Conversation Processors¶

A Conversation Processor represents a discrete task that can be performed on the recorded audio stored in a Conversation object. Each processor produces some output which is accessible as a field on the Conversation object. Processors can performs tasks like transcribe speech, extract topics, and estimate sentiment.

Processors can be bound to a Conversation at creation time or after the fact via a call to the Process a conversation endpoint. Each processor has a unique name that is used when binding.

You may bind additional processors to a Conversation at any time. If a processor has already been bound to a Conversation, it will simply remain bound. Therefore, one processor will run at most once against a single Conversation and the API user needn’t worry about performing redundant calculations.

Some processors have dependencies on other processors. For example the Find Topics processor uses the transcript from the Transcribe processor to generate the topics.

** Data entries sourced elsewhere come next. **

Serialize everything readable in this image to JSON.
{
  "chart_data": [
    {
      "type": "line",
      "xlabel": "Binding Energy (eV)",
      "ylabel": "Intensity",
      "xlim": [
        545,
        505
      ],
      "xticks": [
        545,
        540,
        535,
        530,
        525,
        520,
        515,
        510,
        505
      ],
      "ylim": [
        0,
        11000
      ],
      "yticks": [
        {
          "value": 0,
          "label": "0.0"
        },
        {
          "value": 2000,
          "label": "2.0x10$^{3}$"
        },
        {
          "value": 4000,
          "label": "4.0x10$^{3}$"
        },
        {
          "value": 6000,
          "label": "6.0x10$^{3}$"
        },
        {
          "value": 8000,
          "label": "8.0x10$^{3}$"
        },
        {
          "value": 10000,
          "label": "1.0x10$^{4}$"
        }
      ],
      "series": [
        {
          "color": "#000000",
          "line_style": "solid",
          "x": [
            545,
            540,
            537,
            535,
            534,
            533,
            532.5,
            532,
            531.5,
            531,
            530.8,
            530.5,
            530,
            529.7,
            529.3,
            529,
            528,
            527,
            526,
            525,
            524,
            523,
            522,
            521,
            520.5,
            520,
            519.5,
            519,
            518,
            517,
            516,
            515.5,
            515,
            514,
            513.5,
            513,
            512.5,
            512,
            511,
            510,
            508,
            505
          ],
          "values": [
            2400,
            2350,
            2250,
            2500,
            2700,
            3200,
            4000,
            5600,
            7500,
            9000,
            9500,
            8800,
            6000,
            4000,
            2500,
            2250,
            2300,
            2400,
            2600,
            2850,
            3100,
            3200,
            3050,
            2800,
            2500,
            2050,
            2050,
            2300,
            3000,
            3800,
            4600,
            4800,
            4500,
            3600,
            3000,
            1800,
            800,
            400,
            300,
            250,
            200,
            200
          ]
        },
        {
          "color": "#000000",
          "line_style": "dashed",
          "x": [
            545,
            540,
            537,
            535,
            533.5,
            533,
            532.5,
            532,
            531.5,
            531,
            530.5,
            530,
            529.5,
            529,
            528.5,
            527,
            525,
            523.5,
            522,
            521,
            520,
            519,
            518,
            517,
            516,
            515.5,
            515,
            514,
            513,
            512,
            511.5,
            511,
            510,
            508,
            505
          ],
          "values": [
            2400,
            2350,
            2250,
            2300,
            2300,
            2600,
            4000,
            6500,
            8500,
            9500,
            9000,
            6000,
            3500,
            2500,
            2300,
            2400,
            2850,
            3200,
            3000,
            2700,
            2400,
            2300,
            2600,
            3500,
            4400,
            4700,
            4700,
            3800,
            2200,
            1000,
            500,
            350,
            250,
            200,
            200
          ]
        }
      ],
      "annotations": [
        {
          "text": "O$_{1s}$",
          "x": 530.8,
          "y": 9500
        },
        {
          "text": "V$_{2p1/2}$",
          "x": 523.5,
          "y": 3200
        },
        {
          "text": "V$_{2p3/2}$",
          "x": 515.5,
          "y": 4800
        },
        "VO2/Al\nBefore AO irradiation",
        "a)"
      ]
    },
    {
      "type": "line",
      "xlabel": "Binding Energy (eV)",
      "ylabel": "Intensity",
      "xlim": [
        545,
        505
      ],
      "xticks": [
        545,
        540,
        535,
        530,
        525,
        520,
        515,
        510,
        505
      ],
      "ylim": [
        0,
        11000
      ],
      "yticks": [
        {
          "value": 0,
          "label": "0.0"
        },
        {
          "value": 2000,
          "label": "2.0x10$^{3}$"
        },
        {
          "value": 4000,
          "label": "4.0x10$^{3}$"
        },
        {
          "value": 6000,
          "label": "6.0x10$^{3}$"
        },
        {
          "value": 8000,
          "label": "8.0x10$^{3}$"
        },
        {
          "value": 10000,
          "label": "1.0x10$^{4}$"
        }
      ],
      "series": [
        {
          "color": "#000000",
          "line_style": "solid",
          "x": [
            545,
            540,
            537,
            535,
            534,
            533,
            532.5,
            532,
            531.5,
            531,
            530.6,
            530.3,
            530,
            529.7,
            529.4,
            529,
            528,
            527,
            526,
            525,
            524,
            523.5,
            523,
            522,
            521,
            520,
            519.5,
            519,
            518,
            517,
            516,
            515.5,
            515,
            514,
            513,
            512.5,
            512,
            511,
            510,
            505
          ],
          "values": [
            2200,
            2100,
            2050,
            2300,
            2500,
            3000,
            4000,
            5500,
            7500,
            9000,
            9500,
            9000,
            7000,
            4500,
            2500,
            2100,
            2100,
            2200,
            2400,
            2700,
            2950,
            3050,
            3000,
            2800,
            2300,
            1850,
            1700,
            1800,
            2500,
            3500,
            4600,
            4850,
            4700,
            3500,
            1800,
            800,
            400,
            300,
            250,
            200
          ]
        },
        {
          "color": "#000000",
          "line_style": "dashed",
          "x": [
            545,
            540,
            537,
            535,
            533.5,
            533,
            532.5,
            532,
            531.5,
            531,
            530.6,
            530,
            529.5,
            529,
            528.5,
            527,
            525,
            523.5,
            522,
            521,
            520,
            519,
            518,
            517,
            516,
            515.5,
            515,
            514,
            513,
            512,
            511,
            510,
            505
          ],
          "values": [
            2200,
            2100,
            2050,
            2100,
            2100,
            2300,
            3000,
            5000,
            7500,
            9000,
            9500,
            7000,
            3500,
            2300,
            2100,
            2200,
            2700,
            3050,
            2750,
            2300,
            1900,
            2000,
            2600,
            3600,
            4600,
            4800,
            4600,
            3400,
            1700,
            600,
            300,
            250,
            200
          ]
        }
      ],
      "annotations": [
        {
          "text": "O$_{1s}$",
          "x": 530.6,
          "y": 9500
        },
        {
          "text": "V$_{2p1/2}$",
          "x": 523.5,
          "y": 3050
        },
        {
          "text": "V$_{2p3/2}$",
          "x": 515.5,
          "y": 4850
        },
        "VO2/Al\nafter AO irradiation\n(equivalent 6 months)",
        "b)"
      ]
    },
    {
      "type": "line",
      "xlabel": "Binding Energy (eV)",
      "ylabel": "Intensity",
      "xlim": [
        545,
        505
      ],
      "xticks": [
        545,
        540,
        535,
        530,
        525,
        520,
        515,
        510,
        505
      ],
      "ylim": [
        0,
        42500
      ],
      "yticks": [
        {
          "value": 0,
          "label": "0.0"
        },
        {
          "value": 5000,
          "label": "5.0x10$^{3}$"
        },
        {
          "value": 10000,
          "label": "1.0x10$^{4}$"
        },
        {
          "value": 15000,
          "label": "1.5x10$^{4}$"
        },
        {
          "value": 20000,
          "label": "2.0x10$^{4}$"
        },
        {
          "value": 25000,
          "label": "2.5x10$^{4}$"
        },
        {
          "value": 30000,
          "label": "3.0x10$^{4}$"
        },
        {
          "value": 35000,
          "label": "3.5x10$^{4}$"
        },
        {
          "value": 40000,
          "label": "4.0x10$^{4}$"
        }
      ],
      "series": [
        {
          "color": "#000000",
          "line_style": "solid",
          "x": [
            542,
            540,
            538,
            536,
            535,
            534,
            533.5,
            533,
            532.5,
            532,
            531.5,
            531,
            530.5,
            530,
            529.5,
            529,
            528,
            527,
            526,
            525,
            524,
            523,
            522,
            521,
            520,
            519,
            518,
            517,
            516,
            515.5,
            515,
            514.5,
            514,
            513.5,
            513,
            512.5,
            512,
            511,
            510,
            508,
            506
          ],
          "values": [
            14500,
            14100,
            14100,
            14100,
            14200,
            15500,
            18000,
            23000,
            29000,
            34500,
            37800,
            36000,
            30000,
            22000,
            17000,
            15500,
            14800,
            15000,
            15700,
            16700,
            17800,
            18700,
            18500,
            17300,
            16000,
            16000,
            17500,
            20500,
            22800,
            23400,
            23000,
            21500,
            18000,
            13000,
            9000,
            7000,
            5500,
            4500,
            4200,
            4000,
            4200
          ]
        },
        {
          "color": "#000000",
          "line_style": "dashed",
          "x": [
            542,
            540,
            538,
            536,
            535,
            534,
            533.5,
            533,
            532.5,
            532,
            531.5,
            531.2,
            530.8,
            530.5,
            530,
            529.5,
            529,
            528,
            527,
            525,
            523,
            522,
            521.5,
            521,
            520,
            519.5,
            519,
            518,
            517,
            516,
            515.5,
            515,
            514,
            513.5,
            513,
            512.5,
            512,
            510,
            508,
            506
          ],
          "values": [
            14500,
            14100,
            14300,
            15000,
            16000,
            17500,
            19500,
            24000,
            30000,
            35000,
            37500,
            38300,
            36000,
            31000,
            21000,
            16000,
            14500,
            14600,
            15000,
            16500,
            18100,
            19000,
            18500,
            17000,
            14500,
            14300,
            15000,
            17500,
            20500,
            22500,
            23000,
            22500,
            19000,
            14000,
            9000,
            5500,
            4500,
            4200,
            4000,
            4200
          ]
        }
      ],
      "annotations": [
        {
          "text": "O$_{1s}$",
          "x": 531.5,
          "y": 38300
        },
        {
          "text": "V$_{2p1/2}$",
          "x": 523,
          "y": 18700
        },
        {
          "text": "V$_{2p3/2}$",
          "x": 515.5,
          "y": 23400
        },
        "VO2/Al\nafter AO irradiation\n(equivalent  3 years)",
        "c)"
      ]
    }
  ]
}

If a dependant processor is bound to a conversation, the system will automatically bind all the processors it requires, regardless of whether they are explicitly bound by the client. This frees the client from having to know about the implementation details of individual processors.

Transcribe¶

name:	`transcribe`
dependencies:	None
output fields:	`transcript`

Transcribes the entire conversation. Transcript is provided as a list of segments, each containing the transcribed text, the timestamp, and the connection id of the speaker.

Find Topics¶

name:	`findtopics`
dependencies:	`transcribe`
output fields:	`topics`

Generates a list of topics of conversation. Selects words based on their information content, frequency of use, and relevance to the transcript as a whole.

Classify¶

name:	`classify:{classifier}`
dependencies:	`transcribe`
output fields:	`detected_classes`

Performs classification on a conversation. The model must already be constructed.

Grade¶

name:	`grade`
dependencies:	`transcribe`
output fields:	`call_grades`

Grades a call against a set of common quality metrics based on the voice and speech content.

This call_grades object is placed in a Conversation when it’s requested as a processor. Call grading looks at both the speech content (words) and voice content (signal), and so it will perform transcription if the Conversation hasn’t already been transcribed.

All of the following values range from 0.0 to 1.0. The meaning of that scale is defined for each item below.

Property	Type	Description
Required Properties
outcome	float	Whether the parties of the call appear to have reached a positive result in the conversation. Higher is more successful.
quality	float	A measure of whether the call was cordial and professional. Higher is more cordial.
experience	float	Whether the parties analyzed seemed confident and capable given the topics discussed. Higher is more competent.
proactivity	float	The extent to which problems were addressed before they escalated. Higher is more proactive.
trust	float	A measure of perceived honesty and trust given the tone and speech content. Higher is better.
empathy	float	A measure of the extent to which parties reflexively react to the emotions of each other. Higher is more empathetic.